Just a 10min drive from Bermagui is Wallaga Lake. It’s home to southern NSW’s largest lake and, like Bermagui, is overlooked by Gulaga (Mt Dromedary). Roughly 60 million years ago, Gulaga was an active volcano, and it holds significance for the local Yuin Indigenous Australians.
We based ourselves right on the shore of the lake at BIG4 Wallaga Lake Holiday Park, which sets itself apart from others for two reasons. One, its absolute lakefront location offers direct access to the water for fishing, boating, waterskiing, and so on. Two, the park has an on-site craft brewery.
That’s right, Camel Rock Brewery is located within the BIG4 park and is the passion of holiday park and brewery owner Steve. It is a place where both locals and park guests come together, enjoying craft brews, live music, happy hour, American barbecue-style food, and plenty of alfresco seating.
To Steve’s knowledge, this is likely one of the only holiday parks in the world to boast its very own brewery. But he is equally proud that it’s in a historic building, Allawah House, that he rescued from the land when he bought it and then refurbished.
Named for scenic Camel Rock beach that’s just a stone’s throw away – with iconic rock formations in the shape of a camel, of course – the brewery was full of people enjoying cold ales, live tunes, and the vibrant atmosphere when we visited.
After sampling the beer flight, we could see – or taste – why this place was so popular. Better still, it was only a few steps back to our cabin at day’s end.
It was hard to go past the water activities on offer: we could hire boats, fishing gear, kayaks, and more from the park to spend time on the lake. Plenty of others were doing the same thing. In fact, every second caravan site and cabin had a boat parked out the front. As they say: ‘location, location’.
It’s easy to while away days on end exploring the lake with all the options, and the kids get their thrills with activities like waterskiing and tubing.

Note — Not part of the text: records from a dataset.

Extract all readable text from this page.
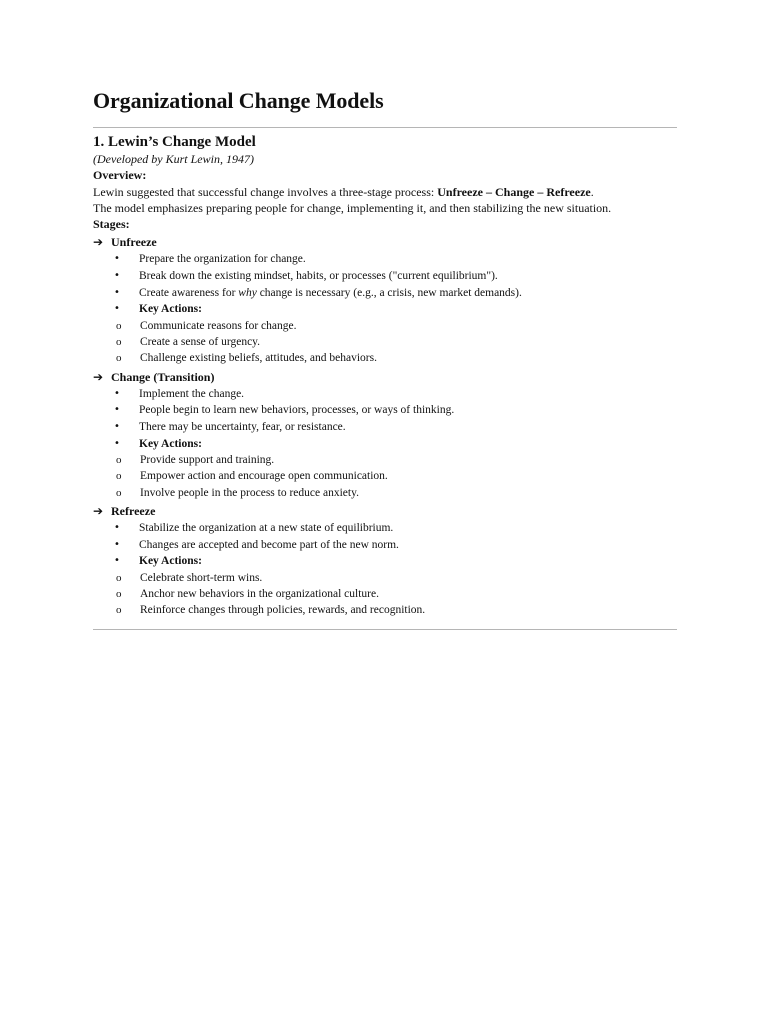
Organizational Change Models
1. Lewin’s Change Model

(Developed by Kurt Lewin, 1947)

Overview:

Lewin suggested that successful change involves a three-stage process: Unfreeze – Change – Refreeze.

The model emphasizes preparing people for change, implementing it, and then stabilizing the new situation.

Stages:

➔ Unfreeze
• Prepare the organization for change.
• Break down the existing mindset, habits, or processes ("current equilibrium").
• Create awareness for why change is necessary (e.g., a crisis, new market demands).
• Key Actions:
o Communicate reasons for change.
o Create a sense of urgency.
o Challenge existing beliefs, attitudes, and behaviors.
➔ Change (Transition)
• Implement the change.
• People begin to learn new behaviors, processes, or ways of thinking.
• There may be uncertainty, fear, or resistance.
• Key Actions:
o Provide support and training.
o Empower action and encourage open communication.
o Involve people in the process to reduce anxiety.
➔ Refreeze
• Stabilize the organization at a new state of equilibrium.
• Changes are accepted and become part of the new norm.
• Key Actions:
o Celebrate short-term wins.
o Anchor new behaviors in the organizational culture.
o Reinforce changes through policies, rewards, and recognition.
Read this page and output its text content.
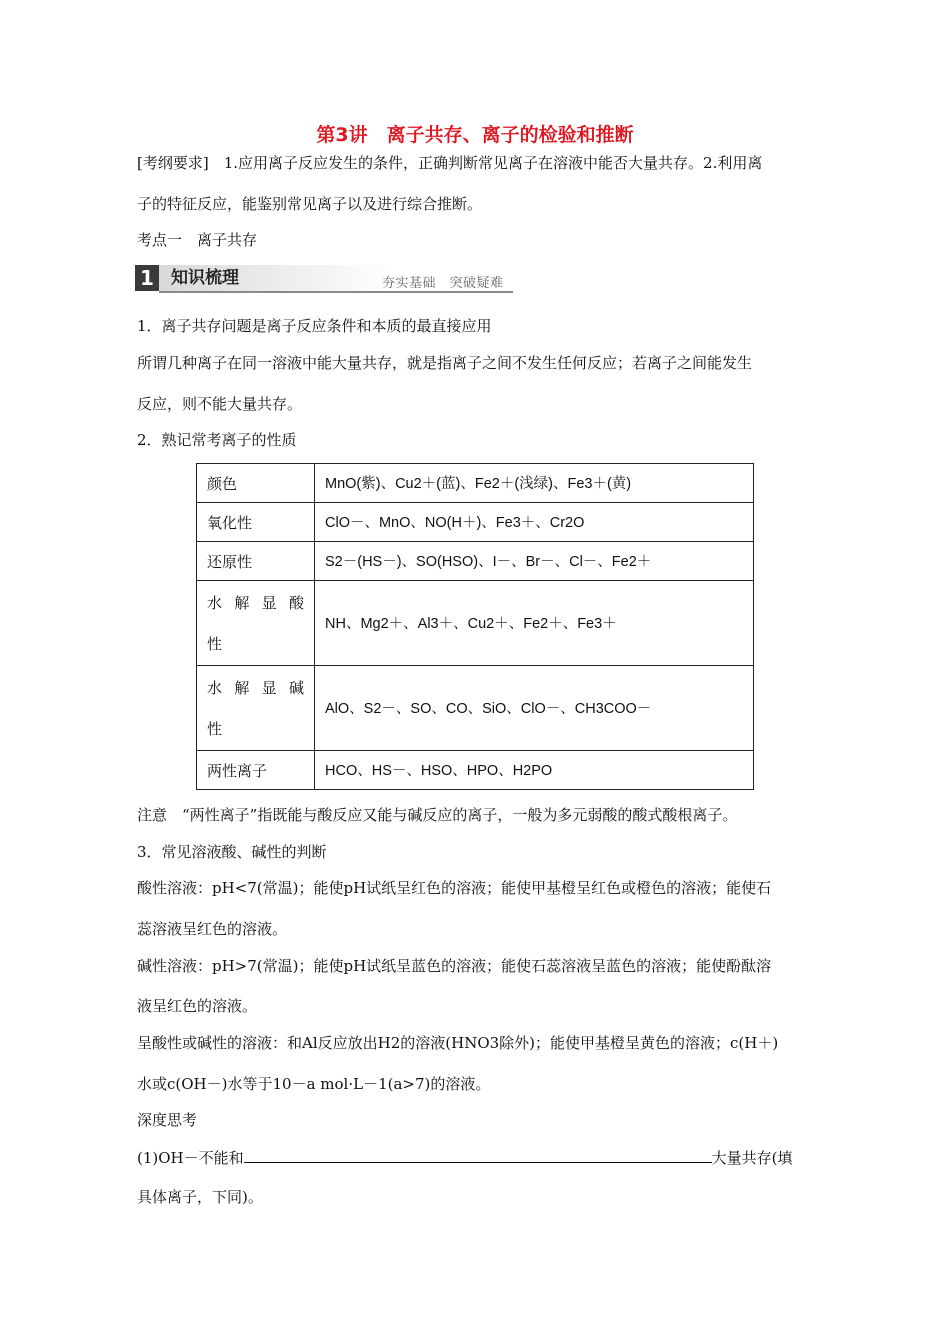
第3讲　离子共存、离子的检验和推断
[考纲要求]　1.应用离子反应发生的条件，正确判断常见离子在溶液中能否大量共存。2.利用离
子的特征反应，能鉴别常见离子以及进行综合推断。
考点一　离子共存
1	知识梳理	夯实基础　突破疑难
1．离子共存问题是离子反应条件和本质的最直接应用
所谓几种离子在同一溶液中能大量共存，就是指离子之间不发生任何反应；若离子之间能发生
反应，则不能大量共存。
2．熟记常考离子的性质
颜色	MnO(紫)、Cu2＋(蓝)、Fe2＋(浅绿)、Fe3＋(黄)
氧化性	ClO－、MnO、NO(H＋)、Fe3＋、Cr2O
还原性	S2－(HS－)、SO(HSO)、I－、Br－、Cl－、Fe2＋

水解显酸
性	NH、Mg2＋、Al3＋、Cu2＋、Fe2＋、Fe3＋

水解显碱
性	AlO、S2－、SO、CO、SiO、ClO－、CH3COO－
两性离子	HCO、HS－、HSO、HPO、H2PO
注意　“两性离子”指既能与酸反应又能与碱反应的离子，一般为多元弱酸的酸式酸根离子。
3．常见溶液酸、碱性的判断
酸性溶液：pH<7(常温)；能使pH试纸呈红色的溶液；能使甲基橙呈红色或橙色的溶液；能使石
蕊溶液呈红色的溶液。
碱性溶液：pH>7(常温)；能使pH试纸呈蓝色的溶液；能使石蕊溶液呈蓝色的溶液；能使酚酞溶
液呈红色的溶液。
呈酸性或碱性的溶液：和Al反应放出H2的溶液(HNO3除外)；能使甲基橙呈黄色的溶液；c(H＋)
水或c(OH－)水等于10－a mol·L－1(a>7)的溶液。
深度思考
(1)OH－不能和	大量共存(填
具体离子，下同)。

On dry land, there were pedal karts, a jumping pillow, tennis courts, swimming pool, adventure playground, and more to ensure they were constantly entertained. Pets are even welcome at the manager’s discretion.
And the lake isn’t the only place to throw a line in. Owing to Bermagui’s reputation as a game-fishing hotspot, we joined one of the most experienced deep-sea fishing skippers in town, Steve, on board his boat, Fish Bermi Charters.
Year-round the fish are biting, and people flock here to catch tuna, shark, marlin, and more. We were chasing reef fish, and despite an average history of angling we had landed one within minutes. Our haul didn’t stop there: one after the other we reeled in trevally, rainbow and ocean perch, and sergeant baker – which wasn’t the name of the local policeman for those with limited fishing knowledge.
It was clear as the day wore on that it wasn’t just luck or skill on our behalf – it was literally the location. The sea was teeming with fish, attracted by a bounty of bait fish. However, we were also in some of the most experienced hands in the business, and it was clear Steve knew where to take the boat to find the fish.
We returned to land with a large esky full of fish, perfect to fillet and cook back at the holiday park for dinner.
To make our stay even better, the locals let us in on one of the local highlights we simply couldn’t miss: a stop at local institution Mimosa Wines and restaurant.
We met Glenn and Gail, the owners who had built the winery from scratch after buying the picturesque pocket of land about 30 years ago. Today, the property boasts roughly 2.5ha of rolling vines, which produce two white and two red wines that service the popular architect-designed restaurant.
Outside on the deck, the scene was glorious: views across the property, a bottle of crisp verdelho, and a platter of Sydney rock oysters from Wapengo Lake down the road. It was the perfect way to spend the rest of the afternoon, and it capped off a truly memorable break.